The 15-20 g carb, retest at 15 minutes is just a guideline--it has to cover a wide range of people, situations, and medications (such as the elderly, people with other serious medical conditions, and children, who often would be advised to avoid the below 70 mg/dl territory as much as possible).


I think the really important part of the guideline is the retest at 15 minutes part, which I am often too lazy to do! That's how we can see how much carb in what types of situations is the best treatment.


For far too many years, I stubbornly refused to acknowledge just how much variation my own body required (different I:C ratio for every meal of the day, different correction factor based on time of day). Now that I've learned I'll just have to live with all the math (thank goodness for calculators!), I'm able to achieve better control. Most days ;-)

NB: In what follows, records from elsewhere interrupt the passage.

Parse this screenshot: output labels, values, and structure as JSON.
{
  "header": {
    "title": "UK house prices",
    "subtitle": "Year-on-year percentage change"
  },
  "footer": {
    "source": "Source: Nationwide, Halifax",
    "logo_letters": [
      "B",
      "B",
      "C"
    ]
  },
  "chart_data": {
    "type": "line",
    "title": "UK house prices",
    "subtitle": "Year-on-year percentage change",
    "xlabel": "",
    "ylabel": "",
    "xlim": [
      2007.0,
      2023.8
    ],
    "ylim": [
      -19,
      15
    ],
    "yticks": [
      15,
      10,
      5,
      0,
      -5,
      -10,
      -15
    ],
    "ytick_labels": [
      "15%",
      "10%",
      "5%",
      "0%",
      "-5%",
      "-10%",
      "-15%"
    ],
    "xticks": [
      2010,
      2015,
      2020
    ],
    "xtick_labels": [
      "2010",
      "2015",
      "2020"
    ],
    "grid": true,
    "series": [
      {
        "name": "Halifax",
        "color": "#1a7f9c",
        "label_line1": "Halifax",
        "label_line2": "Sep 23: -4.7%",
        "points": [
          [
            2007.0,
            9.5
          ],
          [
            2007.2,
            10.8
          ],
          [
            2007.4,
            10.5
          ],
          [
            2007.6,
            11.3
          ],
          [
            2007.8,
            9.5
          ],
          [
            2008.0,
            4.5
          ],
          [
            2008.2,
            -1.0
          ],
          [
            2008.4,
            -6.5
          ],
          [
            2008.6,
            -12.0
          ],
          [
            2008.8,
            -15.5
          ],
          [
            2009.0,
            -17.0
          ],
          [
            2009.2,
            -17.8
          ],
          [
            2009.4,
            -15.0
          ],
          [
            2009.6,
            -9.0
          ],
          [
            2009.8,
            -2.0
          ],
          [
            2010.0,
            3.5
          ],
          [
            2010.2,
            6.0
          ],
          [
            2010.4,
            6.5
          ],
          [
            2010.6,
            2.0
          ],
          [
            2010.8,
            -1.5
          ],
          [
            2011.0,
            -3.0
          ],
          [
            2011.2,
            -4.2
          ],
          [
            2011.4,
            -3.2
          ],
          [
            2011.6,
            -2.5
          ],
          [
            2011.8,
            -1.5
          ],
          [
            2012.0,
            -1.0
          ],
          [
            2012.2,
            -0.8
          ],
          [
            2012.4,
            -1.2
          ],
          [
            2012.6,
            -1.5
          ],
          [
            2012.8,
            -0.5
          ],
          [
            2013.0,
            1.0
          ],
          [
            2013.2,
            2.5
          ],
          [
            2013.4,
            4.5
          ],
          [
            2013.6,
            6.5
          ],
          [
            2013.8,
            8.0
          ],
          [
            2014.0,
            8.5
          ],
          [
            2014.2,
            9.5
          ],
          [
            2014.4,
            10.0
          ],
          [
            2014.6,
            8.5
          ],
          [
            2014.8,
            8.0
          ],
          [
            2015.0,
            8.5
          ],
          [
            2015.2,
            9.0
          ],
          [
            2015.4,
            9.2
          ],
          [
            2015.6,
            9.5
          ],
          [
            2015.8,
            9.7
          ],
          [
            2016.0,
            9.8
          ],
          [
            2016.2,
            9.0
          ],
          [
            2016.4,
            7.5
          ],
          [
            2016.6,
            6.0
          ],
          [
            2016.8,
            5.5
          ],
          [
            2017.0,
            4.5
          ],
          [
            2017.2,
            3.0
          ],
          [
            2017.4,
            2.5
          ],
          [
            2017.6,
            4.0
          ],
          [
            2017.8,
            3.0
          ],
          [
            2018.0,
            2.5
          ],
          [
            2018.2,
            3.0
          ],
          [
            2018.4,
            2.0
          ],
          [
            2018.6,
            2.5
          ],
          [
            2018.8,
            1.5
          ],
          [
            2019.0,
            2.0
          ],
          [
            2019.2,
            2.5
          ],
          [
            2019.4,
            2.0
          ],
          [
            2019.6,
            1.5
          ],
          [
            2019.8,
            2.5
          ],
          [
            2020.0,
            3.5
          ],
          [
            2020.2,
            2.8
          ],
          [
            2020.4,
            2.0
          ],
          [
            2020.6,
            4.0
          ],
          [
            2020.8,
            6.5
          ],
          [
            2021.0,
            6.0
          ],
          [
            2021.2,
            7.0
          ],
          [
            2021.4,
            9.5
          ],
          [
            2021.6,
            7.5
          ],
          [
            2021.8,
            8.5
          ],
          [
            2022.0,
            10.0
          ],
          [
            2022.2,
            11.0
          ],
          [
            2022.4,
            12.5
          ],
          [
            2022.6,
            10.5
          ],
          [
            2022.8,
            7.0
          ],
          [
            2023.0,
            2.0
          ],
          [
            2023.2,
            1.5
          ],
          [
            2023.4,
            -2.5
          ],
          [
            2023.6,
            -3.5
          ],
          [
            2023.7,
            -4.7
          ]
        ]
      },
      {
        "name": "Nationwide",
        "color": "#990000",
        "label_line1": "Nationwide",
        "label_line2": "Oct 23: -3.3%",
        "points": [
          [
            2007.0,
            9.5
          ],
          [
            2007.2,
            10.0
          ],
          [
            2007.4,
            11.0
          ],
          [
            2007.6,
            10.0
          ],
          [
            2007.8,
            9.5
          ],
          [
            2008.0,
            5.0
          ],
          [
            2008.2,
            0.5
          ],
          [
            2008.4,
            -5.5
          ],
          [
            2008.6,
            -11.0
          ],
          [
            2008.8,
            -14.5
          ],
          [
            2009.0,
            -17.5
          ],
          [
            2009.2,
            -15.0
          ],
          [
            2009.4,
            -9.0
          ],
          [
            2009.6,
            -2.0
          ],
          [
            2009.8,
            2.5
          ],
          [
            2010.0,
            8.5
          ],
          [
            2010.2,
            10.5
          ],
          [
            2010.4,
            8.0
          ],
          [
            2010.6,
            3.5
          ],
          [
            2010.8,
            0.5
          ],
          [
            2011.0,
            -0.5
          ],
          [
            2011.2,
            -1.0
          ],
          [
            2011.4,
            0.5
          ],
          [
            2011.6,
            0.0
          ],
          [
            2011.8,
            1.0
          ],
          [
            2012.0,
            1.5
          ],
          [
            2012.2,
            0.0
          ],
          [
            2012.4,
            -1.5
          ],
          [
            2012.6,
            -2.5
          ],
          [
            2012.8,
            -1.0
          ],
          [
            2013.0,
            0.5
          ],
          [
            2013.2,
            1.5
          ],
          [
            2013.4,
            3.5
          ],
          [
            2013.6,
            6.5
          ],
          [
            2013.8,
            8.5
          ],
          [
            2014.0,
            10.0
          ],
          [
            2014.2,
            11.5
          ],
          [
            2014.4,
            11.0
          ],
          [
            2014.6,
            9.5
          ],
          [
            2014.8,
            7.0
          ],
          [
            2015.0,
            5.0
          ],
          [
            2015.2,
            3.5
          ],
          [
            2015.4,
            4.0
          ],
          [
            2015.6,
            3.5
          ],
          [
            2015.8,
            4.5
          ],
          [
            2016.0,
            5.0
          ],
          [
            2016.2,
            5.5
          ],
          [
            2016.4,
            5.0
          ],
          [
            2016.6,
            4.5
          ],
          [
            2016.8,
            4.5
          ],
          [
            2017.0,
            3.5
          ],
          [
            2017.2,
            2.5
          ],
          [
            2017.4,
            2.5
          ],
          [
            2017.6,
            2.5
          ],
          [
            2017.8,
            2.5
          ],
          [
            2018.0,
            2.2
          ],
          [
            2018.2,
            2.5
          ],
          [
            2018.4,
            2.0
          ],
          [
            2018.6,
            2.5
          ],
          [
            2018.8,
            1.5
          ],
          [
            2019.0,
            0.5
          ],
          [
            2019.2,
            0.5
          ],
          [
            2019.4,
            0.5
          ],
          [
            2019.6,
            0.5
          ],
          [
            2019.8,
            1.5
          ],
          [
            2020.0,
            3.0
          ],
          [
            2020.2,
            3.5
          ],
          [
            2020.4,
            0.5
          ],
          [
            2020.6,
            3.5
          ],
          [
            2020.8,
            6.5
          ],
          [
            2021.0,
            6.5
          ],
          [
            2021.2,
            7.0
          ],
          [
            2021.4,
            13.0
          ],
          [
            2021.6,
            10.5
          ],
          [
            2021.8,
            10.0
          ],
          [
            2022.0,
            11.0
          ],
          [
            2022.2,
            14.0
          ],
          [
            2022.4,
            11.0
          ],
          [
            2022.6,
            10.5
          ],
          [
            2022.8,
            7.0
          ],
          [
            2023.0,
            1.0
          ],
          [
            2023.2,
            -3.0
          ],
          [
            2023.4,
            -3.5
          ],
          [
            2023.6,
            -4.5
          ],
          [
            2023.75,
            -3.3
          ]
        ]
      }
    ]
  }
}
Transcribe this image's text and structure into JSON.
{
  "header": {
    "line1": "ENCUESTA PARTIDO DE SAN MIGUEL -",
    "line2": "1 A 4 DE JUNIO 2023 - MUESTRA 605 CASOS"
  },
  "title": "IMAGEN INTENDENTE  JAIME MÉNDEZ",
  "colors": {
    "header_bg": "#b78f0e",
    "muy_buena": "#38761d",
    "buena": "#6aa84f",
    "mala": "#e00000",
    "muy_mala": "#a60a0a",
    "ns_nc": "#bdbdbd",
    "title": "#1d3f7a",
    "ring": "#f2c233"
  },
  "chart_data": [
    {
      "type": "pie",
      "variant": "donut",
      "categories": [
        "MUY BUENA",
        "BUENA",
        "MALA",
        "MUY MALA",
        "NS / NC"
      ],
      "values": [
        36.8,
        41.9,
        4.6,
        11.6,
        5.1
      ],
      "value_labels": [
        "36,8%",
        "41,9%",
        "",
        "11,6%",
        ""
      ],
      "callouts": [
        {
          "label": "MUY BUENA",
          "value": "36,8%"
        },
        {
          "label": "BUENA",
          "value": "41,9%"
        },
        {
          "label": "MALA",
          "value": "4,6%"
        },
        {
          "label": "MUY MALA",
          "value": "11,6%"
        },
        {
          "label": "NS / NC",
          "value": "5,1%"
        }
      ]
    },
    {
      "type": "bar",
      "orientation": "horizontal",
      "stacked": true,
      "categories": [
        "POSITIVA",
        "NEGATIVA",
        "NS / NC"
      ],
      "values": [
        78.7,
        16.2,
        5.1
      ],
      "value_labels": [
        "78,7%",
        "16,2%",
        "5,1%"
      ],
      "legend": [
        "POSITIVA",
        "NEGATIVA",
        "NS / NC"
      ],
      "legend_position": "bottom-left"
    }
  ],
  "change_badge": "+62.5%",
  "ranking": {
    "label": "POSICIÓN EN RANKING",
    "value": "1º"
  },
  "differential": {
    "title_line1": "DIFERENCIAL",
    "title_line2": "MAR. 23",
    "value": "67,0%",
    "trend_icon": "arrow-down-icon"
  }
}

The math is certainly a project that is never done!  I am still not 100% sure about the 15 minutes only because when I have OCDiabetic attacks (every other day or so...) I will test at 15 and 20 min after the load of carbs and, even if I only have 7 or 10, the BG still seems to be climbing at the second test, five minutes later?  I try to wait it out a bit longer than the 15 min mostly for that reason?

I had a low this weekend on a long walk (56) took 15g of glucose tabs and 15 minutes later I was 57.  I waited another 15 minutes and I was up to 84 and had climbed to 120 about an hour later.  I always try to wait more than 15 minutes because this pattern is pretty typical for me.



Yet another "your mileage may vary," which pretty much sums up diabetes!